Oct 18, 2012

There's a lot of us who still think our vote doesn't matter, but don't fool yourself.  Even vote matters and after reading the following story you'll understand even more what I'm talking about.  If we want the President to be re-elected we have to show up in BIG numbers.  

(Wash Post) -- Political analysts (including The Fix) spend a good bit of time these days talking about important voter groups — Latino voters and female voters, in particular.

But all of the focus on these groups has obfuscated one fact: Mitt Romney is performing very, very well among white voters. And in fact, most recent polls show him winning the white vote by more than any GOP presidential candidate since Ronald Reagan.



Some recent national polls have shown Romney losing the Latino vote by upwards of 40 or 50 points  – a result that, if it came to pass, would significantly hurt the GOP’s chances of winning the White House, given the rapid growth in the Latino population.

But even if Romney sustains a huge loss on the Latino vote, he could very well offset that (and much more) by out-performing his Republican predecessors when it comes to white voters, which are still about seven times as much of the electorate as Latinos. Indeed, it’s not unreasonable to think that Romney could win 60 percent or more of white voters this year.

The most recent national polls from four pollsters — Gallup, Monmouth University, Fox News and the Pew Research Center — all show Romney winning the white vote by more than 20 points. That’s something no GOP presidential candidate has done since Reagan’s landslide 1984 reelection win.
(The most recent Washington Post-ABC News poll, we should note, shows him winning whites by just 11 percent.)
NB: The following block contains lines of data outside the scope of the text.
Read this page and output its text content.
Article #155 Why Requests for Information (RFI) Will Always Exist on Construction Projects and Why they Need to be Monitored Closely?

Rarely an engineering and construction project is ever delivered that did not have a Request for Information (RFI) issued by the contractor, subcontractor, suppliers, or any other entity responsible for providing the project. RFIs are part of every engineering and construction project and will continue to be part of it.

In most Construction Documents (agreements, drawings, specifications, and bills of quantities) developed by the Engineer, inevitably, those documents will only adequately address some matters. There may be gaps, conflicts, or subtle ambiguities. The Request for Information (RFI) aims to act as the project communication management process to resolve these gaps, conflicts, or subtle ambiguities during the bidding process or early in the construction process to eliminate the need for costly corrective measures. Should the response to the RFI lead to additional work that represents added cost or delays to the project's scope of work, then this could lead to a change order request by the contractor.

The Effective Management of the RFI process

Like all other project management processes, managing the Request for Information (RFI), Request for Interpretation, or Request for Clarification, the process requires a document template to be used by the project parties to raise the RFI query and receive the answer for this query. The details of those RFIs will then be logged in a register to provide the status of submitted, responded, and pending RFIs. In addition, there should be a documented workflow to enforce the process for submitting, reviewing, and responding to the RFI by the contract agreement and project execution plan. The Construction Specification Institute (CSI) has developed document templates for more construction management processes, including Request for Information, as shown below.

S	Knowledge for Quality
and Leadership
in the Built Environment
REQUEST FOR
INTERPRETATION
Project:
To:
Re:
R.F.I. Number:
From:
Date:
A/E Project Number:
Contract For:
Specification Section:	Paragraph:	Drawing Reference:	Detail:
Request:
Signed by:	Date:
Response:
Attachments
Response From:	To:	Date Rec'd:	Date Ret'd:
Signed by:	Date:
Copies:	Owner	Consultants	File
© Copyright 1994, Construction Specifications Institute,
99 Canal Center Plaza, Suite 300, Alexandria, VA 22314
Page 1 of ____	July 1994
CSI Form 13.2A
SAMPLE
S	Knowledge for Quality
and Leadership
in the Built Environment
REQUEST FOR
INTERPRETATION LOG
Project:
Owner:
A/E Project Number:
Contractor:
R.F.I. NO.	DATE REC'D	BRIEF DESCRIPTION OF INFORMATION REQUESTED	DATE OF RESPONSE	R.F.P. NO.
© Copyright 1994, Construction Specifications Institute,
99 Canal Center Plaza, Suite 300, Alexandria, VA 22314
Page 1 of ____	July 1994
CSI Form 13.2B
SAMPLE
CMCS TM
In 2008, white voters made up nearly three-fourths of the vote, while Latinos comprised 9 percent. Let’s say that, in the election on Nov. 6, there is a surge in the Latino vote (up to 11 percent of the electorate) and a coinciding drop in the white vote (down to 72 percent).

Given how small the Latino vote remains, the difference between losing it by 36 points — as John McCain did in 2008 — and losing it by 45 points — a worst-case scenario for Romney — amounts to about a 1 percent overall shift in the national race.
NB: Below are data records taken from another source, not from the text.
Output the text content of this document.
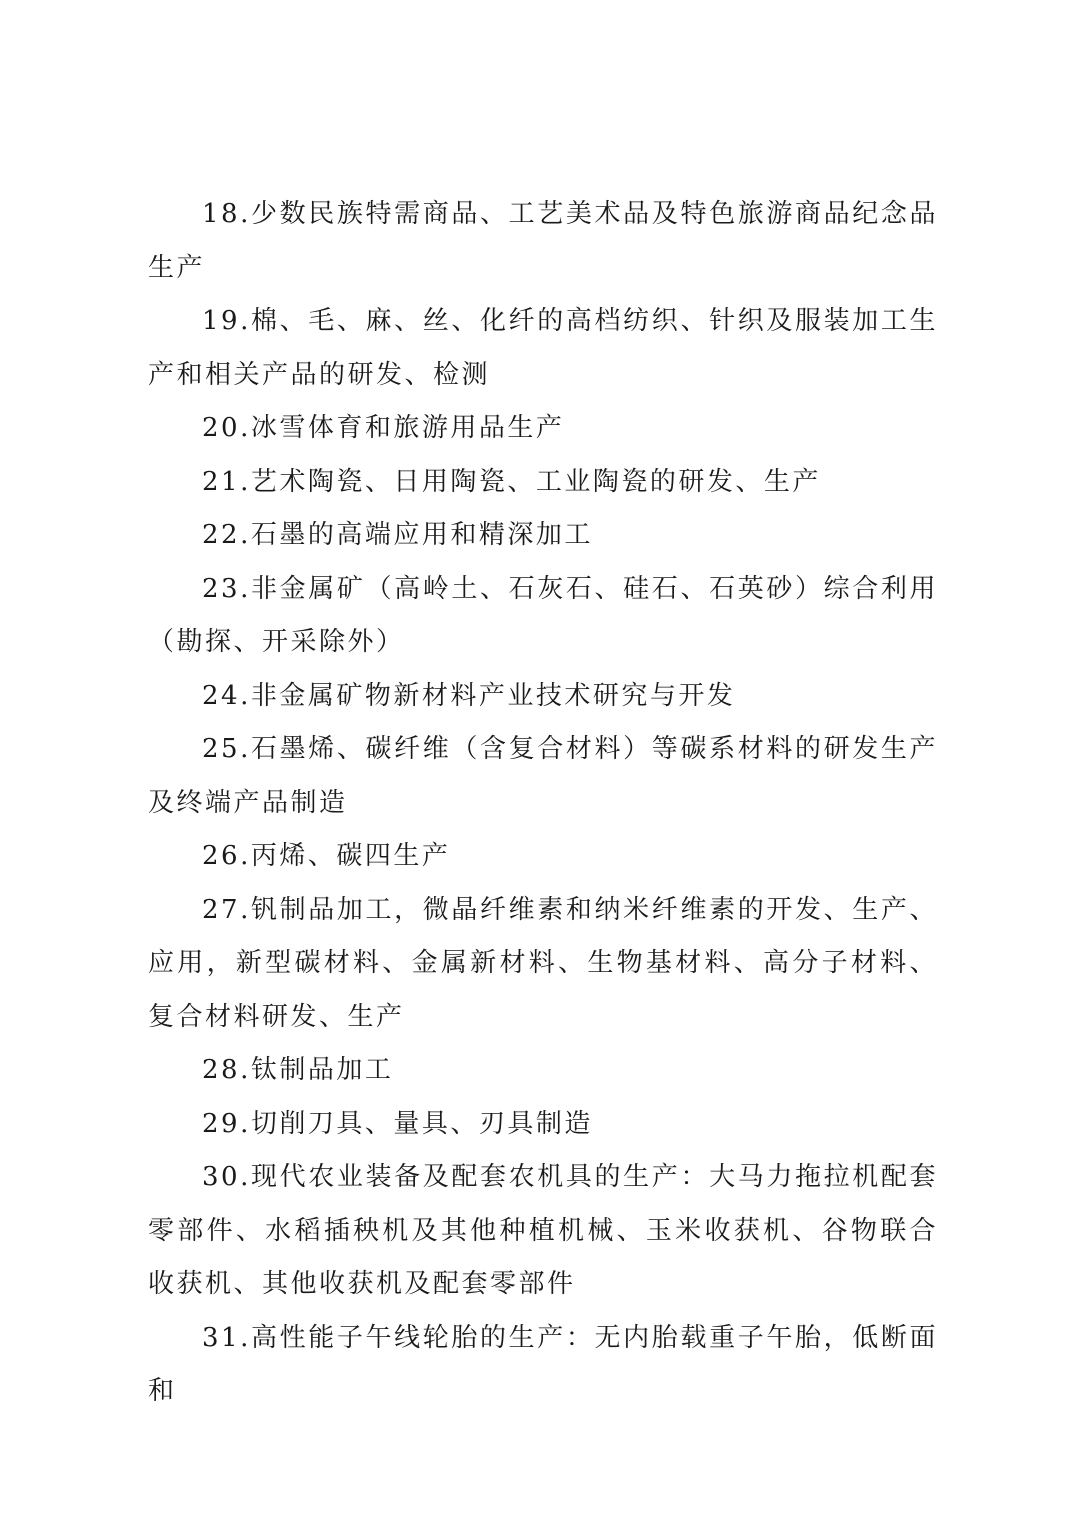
18.少数民族特需商品、工艺美术品及特色旅游商品纪念品生产

19.棉、毛、麻、丝、化纤的高档纺织、针织及服装加工生产和相关产品的研发、检测

20.冰雪体育和旅游用品生产

21.艺术陶瓷、日用陶瓷、工业陶瓷的研发、生产

22.石墨的高端应用和精深加工

23.非金属矿（高岭土、石灰石、硅石、石英砂）综合利用（勘探、开采除外）

24.非金属矿物新材料产业技术研究与开发

25.石墨烯、碳纤维（含复合材料）等碳系材料的研发生产及终端产品制造

26.丙烯、碳四生产

27.钒制品加工，微晶纤维素和纳米纤维素的开发、生产、应用，新型碳材料、金属新材料、生物基材料、高分子材料、复合材料研发、生产

28.钛制品加工

29.切削刀具、量具、刃具制造

30.现代农业装备及配套农机具的生产：大马力拖拉机配套零部件、水稻插秧机及其他种植机械、玉米收获机、谷物联合收获机、其他收获机及配套零部件

31.高性能子午线轮胎的生产：无内胎载重子午胎，低断面和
Meanwhile, if Romney won the white vote by 22 percent — a 10-point improvement over McCain — that would gain him 7 percent of the national vote over McCain and essentially even out the national popular vote.
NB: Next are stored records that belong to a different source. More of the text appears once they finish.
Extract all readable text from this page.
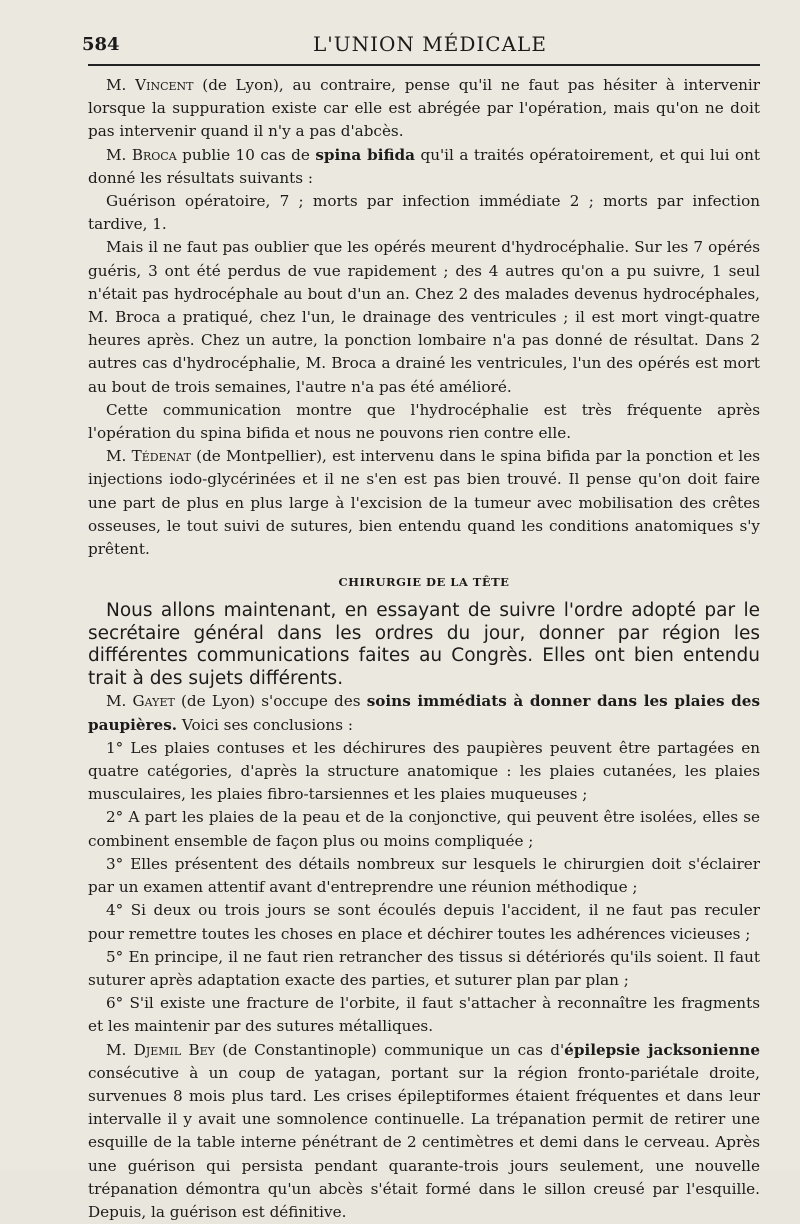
584	L'UNION MÉDICALE

M. Vincent (de Lyon), au contraire, pense qu'il ne faut pas hésiter à intervenir lorsque la suppuration existe car elle est abrégée par l'opération, mais qu'on ne doit pas intervenir quand il n'y a pas d'abcès.

M. Broca publie 10 cas de spina bifida qu'il a traités opératoirement, et qui lui ont donné les résultats suivants :

Guérison opératoire, 7 ; morts par infection immédiate 2 ; morts par infection tardive, 1.

Mais il ne faut pas oublier que les opérés meurent d'hydrocéphalie. Sur les 7 opérés guéris, 3 ont été perdus de vue rapidement ; des 4 autres qu'on a pu suivre, 1 seul n'était pas hydrocéphale au bout d'un an. Chez 2 des malades devenus hydrocéphales, M. Broca a pratiqué, chez l'un, le drainage des ventricules ; il est mort vingt-quatre heures après. Chez un autre, la ponction lombaire n'a pas donné de résultat. Dans 2 autres cas d'hydrocéphalie, M. Broca a drainé les ventricules, l'un des opérés est mort au bout de trois semaines, l'autre n'a pas été amélioré.

Cette communication montre que l'hydrocéphalie est très fréquente après l'opération du spina bifida et nous ne pouvons rien contre elle.

M. Tédenat (de Montpellier), est intervenu dans le spina bifida par la ponction et les injections iodo-glycérinées et il ne s'en est pas bien trouvé. Il pense qu'on doit faire une part de plus en plus large à l'excision de la tumeur avec mobilisation des crêtes osseuses, le tout suivi de sutures, bien entendu quand les conditions anatomiques s'y prêtent.

CHIRURGIE DE LA TÊTE

Nous allons maintenant, en essayant de suivre l'ordre adopté par le secrétaire général dans les ordres du jour, donner par région les différentes communications faites au Congrès. Elles ont bien entendu trait à des sujets différents.

M. Gayet (de Lyon) s'occupe des soins immédiats à donner dans les plaies des paupières. Voici ses conclusions :

1° Les plaies contuses et les déchirures des paupières peuvent être partagées en quatre catégories, d'après la structure anatomique : les plaies cutanées, les plaies musculaires, les plaies fibro-tarsiennes et les plaies muqueuses ;

2° A part les plaies de la peau et de la conjonctive, qui peuvent être isolées, elles se combinent ensemble de façon plus ou moins compliquée ;

3° Elles présentent des détails nombreux sur lesquels le chirurgien doit s'éclairer par un examen attentif avant d'entreprendre une réunion méthodique ;

4° Si deux ou trois jours se sont écoulés depuis l'accident, il ne faut pas reculer pour remettre toutes les choses en place et déchirer toutes les adhérences vicieuses ;

5° En principe, il ne faut rien retrancher des tissus si détériorés qu'ils soient. Il faut suturer après adaptation exacte des parties, et suturer plan par plan ;

6° S'il existe une fracture de l'orbite, il faut s'attacher à reconnaître les fragments et les maintenir par des sutures métalliques.

M. Djemil Bey (de Constantinople) communique un cas d'épilepsie jacksonienne consécutive à un coup de yatagan, portant sur la région fronto-pariétale droite, survenues 8 mois plus tard. Les crises épileptiformes étaient fréquentes et dans leur intervalle il y avait une somnolence continuelle. La trépanation permit de retirer une esquille de la table interne pénétrant de 2 centimètres et demi dans le cerveau. Après une guérison qui persista pendant quarante-trois jours seulement, une nouvelle trépanation démontra qu'un abcès s'était formé dans le sillon creusé par l'esquille. Depuis, la guérison est définitive.
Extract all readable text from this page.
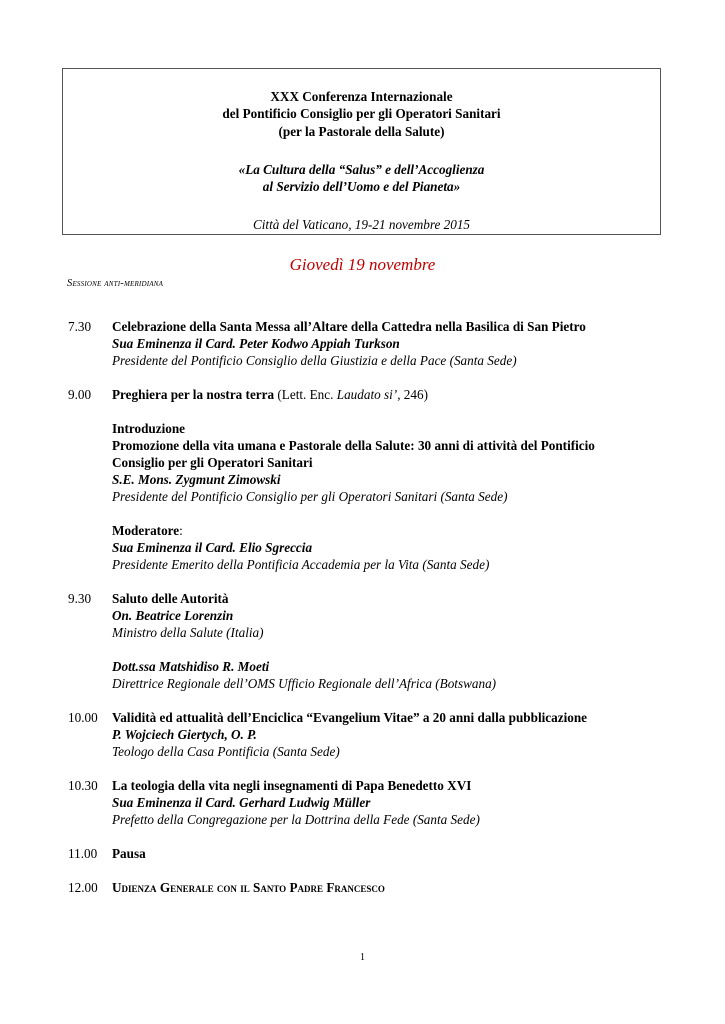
XXX Conferenza Internazionale
del Pontificio Consiglio per gli Operatori Sanitari
(per la Pastorale della Salute)
«La Cultura della “Salus” e dell’Accoglienza
al Servizio dell’Uomo e del Pianeta»
Città del Vaticano, 19-21 novembre 2015
Giovedì 19 novembre
Sessione anti-meridiana
7.30 Celebrazione della Santa Messa all’Altare della Cattedra nella Basilica di San Pietro
Sua Eminenza il Card. Peter Kodwo Appiah Turkson
Presidente del Pontificio Consiglio della Giustizia e della Pace (Santa Sede)
9.00 Preghiera per la nostra terra (Lett. Enc. Laudato si’, 246)
Introduzione
Promozione della vita umana e Pastorale della Salute: 30 anni di attività del Pontificio
Consiglio per gli Operatori Sanitari
S.E. Mons. Zygmunt Zimowski
Presidente del Pontificio Consiglio per gli Operatori Sanitari (Santa Sede)
Moderatore:
Sua Eminenza il Card. Elio Sgreccia
Presidente Emerito della Pontificia Accademia per la Vita (Santa Sede)
9.30 Saluto delle Autorità
On. Beatrice Lorenzin
Ministro della Salute (Italia)
Dott.ssa Matshidiso R. Moeti
Direttrice Regionale dell’OMS Ufficio Regionale dell’Africa (Botswana)
10.00 Validità ed attualità dell’Enciclica “Evangelium Vitae” a 20 anni dalla pubblicazione
P. Wojciech Giertych, O. P.
Teologo della Casa Pontificia (Santa Sede)
10.30 La teologia della vita negli insegnamenti di Papa Benedetto XVI
Sua Eminenza il Card. Gerhard Ludwig Müller
Prefetto della Congregazione per la Dottrina della Fede (Santa Sede)
11.00 Pausa
12.00 Udienza Generale con il Santo Padre Francesco
1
None of this is to say, of course, that the Latino vote isn’t important. It’s a fast-growing part of the electorate and one that Republicans are going to have to start competing better for in the very near future — and preferably, for them, this year.

And as the Latino vote grows, the white vote becomes less and less of the electorate.

But as far as the 2012 election goes, Romney’s strength among white voters could very well offset his and the Republican Party’s continued struggles among minorities, and be good enough to win Romney the presidency.